Valmet inks Elisa deal to secure connected machinery


Valmet and Elisa are jointly deploying a global cyber security operations centre (CSOC) to defend connected machinery.

Valmet supplies automation systems and process technologies for the energy, pulp, and paper industries. Digitising these massive, physical operations yields incredible efficiency, but it simultaneously invites devastating cyber threats.

Protecting this hardware is fundamentally different from securing standard corporate IT. If a firewall flags suspicious traffic, you cannot just reboot a blast furnace or isolate a mid-cycle turbine. Shutting industrial equipment down abruptly ruins raw materials, causes physical damage, and endangers human life.

Through the Elisa partnership, Valmet is building a defence apparatus that speaks the language of industrial automation. The global operations centre will monitor cloud infrastructure, endpoints, and network traffic across Valmet’s worldwide footprint.

Arto Huuskonen, VP of IT Transformation at Valmet, said: “At Valmet, our goal is to move toward an increasingly dynamic and customer-centric future. To achieve this goal, we need world-leading digital solutions that not only elevate our capabilities to a new level but also ensure our cost efficiency.

“Elisa has convinced us with its ability to offer modern services that flexibly meet our specific needs and help safeguard our business continuity. We are extremely pleased that our long and successful collaboration will now continue and expand into new areas.”

Defending connected machinery

Legacy hardware makes the security equation complex. Many industrial facilities still run on equipment built twenty or thirty years ago. Engineers designed these machines long before the internet became a ubiquitous threat vector.

The partnership delivers continuous threat hunting, vulnerability management, and incident response tailored specifically to heavy industry. CSOC analysts will look past standard malware signatures. Instead, they will track micro-anomalies suggesting state-sponsored actors are mapping an energy facility, monitor for deviations in machinery control protocols, and watch for unauthorised commands sent to remote valves.

Elisa brings a distinct advantage here: network-level visibility from its background as a major telecoms provider. Telecom operators see raw data routing. They can spot lateral network movement or DDoS attacks well before those threats ever trigger an endpoint alarm. Merging Elisa’s network intelligence with Valmet’s deep industrial knowledge creates a specialised defensive posture.

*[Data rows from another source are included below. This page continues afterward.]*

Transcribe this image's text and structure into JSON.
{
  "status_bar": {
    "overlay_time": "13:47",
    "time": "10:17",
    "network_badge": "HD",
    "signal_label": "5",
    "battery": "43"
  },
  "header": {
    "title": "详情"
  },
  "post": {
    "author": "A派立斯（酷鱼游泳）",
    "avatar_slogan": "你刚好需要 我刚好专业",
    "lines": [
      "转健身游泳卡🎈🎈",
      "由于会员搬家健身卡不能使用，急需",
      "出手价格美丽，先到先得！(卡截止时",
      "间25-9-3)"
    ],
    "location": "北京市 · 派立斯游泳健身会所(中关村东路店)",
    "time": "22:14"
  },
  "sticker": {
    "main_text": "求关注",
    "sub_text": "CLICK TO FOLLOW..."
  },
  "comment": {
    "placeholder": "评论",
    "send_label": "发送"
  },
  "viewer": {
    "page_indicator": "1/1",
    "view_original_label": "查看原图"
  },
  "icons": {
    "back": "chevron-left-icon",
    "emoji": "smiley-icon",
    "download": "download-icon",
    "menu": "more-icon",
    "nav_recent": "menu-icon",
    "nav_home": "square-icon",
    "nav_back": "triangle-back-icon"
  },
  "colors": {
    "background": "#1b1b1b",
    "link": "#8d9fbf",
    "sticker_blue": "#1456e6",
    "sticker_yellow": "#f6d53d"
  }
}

Timo Katajisto, Executive VP of Corporate Customers at Elisa, commented: “Valmet is a rapidly transforming industry pioneer, and its partners must also be able to support Valmet in the company’s ambitious goals.

“We are proud that Valmet trusts Elisa and has decided to expand the scale of our collaboration. Together, we are building a high-quality digital environment for Valmet where telecommunications and cyber security go hand in hand.”

The cost of vulnerable iron

Ransomware gangs heavily target manufacturing and industrial infrastructure because they know these companies cannot afford downtime. A halted paper mill burns hundreds of thousands of dollars an hour, and a compromised energy plant sparks immediate geopolitical tension.

Attackers look for the weakest links in the supply chain and will often bypass the primary corporate network entirely, targeting unsecured IoT devices installed by third-party contractors. Once inside, hackers lock the control screens and demand extortionate payouts to restore physical operations.

Regulators are now also mandating strict security baselines and incident reporting for operators of essential infrastructure. The European Union’s NIS2 directive goes further, placing direct legal liability on corporate boards for cyber incidents that disrupt transportation, manufacturing, and energy networks. Non-compliance results in heavy fines.

Valmet’s CSOC investment highlights a growing realisation among industry leaders: security must scale alongside automation. Companies either build the infrastructure required to protect connected machines, or leave valuable assets exposed to global predators. The industrial internet runs on data, but it survives on defense.

Will other heavy industry leaders build dedicated operations centres, or will they wait for a catastrophic factory floor breach to force their hand?